Yes, we're still in Mark 4. You're probably thinking, "Get moving, woman! Mark has plenty more to say about Jesus!"

I got kind of stuck in Mark 4:11-12. "He told them, “The secret of the kingdom of God has been given to you. But to those on the outside everything is said in parables 12 so that “‘they may be ever seeing but never perceiving,   and ever hearing but never understanding; otherwise they might turn and be forgiven!"

Recall that the larger context here is that Jesus has just told the parable of the sower and he is now sitting with just his 12 disciples. But, verses 11 and 12 are a bit tricky. For one thing, Jesus is referring back to Isaiah 6:9-10 when God said through Isaiah that He would keep people from understanding the truth until the proper time had arrived.

I'm not sure that is how Jesus is using it here. I think Jesus is speaking with frustration and irony here. In the Bible, we don't get the cues that we get from other writing, such as, Jesus answered, sounding frustrated and ironic . . .  Instead, we just get the words. 

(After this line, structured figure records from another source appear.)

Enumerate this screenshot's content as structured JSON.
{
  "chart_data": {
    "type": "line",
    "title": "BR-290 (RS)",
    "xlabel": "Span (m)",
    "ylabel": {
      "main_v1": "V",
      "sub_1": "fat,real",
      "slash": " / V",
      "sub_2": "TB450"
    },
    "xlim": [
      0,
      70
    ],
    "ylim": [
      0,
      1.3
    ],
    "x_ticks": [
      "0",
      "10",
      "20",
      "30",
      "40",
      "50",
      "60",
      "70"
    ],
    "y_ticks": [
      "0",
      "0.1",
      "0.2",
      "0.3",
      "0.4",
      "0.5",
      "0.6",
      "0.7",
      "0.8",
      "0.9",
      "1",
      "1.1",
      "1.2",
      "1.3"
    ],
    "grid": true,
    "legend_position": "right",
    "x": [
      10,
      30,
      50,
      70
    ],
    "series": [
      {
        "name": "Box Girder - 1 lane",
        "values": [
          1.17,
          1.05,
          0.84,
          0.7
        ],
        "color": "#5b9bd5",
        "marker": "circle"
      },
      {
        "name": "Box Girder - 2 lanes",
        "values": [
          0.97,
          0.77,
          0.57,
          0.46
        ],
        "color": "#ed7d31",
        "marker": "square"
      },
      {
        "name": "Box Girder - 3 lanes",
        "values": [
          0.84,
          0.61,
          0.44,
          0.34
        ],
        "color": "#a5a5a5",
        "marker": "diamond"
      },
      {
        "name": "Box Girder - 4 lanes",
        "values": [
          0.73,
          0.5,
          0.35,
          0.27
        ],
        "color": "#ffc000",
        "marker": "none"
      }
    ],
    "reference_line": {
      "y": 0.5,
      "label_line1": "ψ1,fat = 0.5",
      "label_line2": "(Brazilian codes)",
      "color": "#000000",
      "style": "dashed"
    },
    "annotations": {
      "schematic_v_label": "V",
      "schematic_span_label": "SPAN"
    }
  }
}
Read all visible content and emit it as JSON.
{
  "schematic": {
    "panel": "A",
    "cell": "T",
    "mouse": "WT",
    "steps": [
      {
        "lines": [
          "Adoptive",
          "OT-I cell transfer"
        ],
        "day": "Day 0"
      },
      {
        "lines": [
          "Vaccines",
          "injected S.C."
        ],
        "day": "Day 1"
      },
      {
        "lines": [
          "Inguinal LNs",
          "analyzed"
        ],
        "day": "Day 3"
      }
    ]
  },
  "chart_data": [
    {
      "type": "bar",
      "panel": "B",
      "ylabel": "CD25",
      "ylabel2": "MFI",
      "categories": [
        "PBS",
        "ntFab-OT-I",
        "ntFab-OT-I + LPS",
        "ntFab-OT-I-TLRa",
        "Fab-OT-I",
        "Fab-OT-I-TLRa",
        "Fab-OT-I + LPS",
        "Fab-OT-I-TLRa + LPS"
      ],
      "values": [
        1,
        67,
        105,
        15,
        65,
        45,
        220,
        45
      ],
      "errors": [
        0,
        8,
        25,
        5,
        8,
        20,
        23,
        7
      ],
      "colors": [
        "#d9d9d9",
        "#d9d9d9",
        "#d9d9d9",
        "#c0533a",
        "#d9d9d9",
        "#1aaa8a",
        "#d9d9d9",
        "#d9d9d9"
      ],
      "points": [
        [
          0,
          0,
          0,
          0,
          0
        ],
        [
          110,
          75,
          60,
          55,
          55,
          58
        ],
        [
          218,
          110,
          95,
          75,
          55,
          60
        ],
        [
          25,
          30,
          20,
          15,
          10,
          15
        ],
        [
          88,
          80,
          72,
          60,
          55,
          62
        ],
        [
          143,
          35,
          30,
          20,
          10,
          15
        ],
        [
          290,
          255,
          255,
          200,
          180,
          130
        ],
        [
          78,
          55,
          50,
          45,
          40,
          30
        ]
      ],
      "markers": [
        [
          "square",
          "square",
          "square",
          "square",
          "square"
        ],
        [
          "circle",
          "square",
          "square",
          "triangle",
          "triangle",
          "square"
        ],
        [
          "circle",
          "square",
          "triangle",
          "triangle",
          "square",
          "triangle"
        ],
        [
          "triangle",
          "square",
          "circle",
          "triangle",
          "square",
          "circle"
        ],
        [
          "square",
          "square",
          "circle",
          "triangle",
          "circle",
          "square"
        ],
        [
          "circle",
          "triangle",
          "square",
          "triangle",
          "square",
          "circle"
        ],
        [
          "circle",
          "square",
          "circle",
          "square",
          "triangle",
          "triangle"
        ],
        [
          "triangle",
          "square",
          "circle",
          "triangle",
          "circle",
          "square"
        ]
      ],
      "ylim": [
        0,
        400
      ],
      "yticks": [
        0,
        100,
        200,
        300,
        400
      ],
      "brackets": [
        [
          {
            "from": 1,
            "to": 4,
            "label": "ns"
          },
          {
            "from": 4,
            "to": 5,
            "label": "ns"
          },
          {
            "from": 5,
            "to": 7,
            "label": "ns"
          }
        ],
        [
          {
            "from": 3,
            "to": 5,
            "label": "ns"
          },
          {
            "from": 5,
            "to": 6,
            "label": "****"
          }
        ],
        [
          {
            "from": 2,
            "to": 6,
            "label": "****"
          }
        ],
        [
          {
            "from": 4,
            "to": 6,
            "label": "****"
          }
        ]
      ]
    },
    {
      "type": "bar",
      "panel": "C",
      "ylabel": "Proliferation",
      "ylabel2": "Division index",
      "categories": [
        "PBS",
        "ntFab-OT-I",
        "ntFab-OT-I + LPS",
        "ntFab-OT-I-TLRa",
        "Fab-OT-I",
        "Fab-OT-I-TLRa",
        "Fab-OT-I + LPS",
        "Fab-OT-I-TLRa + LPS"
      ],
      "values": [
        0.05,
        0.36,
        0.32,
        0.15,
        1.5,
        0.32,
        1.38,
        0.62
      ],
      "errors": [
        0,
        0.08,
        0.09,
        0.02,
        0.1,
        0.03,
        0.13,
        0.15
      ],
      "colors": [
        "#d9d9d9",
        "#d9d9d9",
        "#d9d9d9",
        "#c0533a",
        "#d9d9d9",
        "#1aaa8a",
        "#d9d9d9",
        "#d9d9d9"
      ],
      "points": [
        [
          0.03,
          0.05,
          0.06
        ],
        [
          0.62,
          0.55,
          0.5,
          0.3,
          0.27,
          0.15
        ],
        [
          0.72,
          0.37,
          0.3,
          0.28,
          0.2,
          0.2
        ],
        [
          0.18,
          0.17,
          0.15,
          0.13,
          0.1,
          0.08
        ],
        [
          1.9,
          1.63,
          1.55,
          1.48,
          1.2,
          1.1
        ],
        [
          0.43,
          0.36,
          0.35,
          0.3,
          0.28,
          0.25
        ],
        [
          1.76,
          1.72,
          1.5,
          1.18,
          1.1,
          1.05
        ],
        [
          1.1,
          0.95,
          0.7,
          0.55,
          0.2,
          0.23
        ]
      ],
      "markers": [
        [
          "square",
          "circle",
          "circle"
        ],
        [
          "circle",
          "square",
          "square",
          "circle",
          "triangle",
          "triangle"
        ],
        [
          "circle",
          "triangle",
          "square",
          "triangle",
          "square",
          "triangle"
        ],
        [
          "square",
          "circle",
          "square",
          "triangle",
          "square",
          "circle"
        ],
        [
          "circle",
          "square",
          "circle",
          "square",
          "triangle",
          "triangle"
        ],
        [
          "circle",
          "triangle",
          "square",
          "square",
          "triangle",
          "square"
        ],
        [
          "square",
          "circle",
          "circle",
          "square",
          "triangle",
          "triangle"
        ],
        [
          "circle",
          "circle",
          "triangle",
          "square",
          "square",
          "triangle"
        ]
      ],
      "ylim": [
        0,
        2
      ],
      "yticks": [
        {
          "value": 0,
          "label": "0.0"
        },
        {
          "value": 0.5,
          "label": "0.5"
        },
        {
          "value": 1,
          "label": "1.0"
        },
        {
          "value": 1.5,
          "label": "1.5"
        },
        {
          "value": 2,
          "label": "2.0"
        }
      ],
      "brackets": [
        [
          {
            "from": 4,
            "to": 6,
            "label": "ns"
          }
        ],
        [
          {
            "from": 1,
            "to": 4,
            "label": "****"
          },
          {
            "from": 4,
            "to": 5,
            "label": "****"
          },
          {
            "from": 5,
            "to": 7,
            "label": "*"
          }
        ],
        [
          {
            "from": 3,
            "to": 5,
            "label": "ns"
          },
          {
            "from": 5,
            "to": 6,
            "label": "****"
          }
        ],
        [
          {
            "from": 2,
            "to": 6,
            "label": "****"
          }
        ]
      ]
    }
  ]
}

After reading a few commentaries and wrestling with it myself, I've come to the conclusion that Jesus was probably throwing his arms out to show off the entire crows and saying in a frustrated tone, "See, they don't get it, even when I speak in parables so that "they may be ever seeing but never perceiving, and ever hearing, but never understaing; otherwise they might turn and be forgiven." But, for you close followers, I'll spell out the parable for you.

When we read the ancient and rather sparse literature which comes to us with little embellishment, we have to read between the words to figure out what was really happening there.

Now, after I've spilled all of this digital ink, let me say that there are plenty more interpretations of this set of verses than just mine. Rosie Girl discussed this in her Christianity class the other day. Rosie Girl interprets it as Jesus saying that he's coming to do new thing and that nothing is going to be the same anymore.

So, let's open it up for questions. What do you think? Answer in the comments, on FB, or on Twitter!


1 comment:

Lydia Martin said...

Rosie Girl:

Okay, what I think I actually said was, "He was using the parables as a catalyst for critical thinking, to encourage the Jews he was teaching to think outside of their beliefs to try and understand"

If I didn't, that's what I meant to say.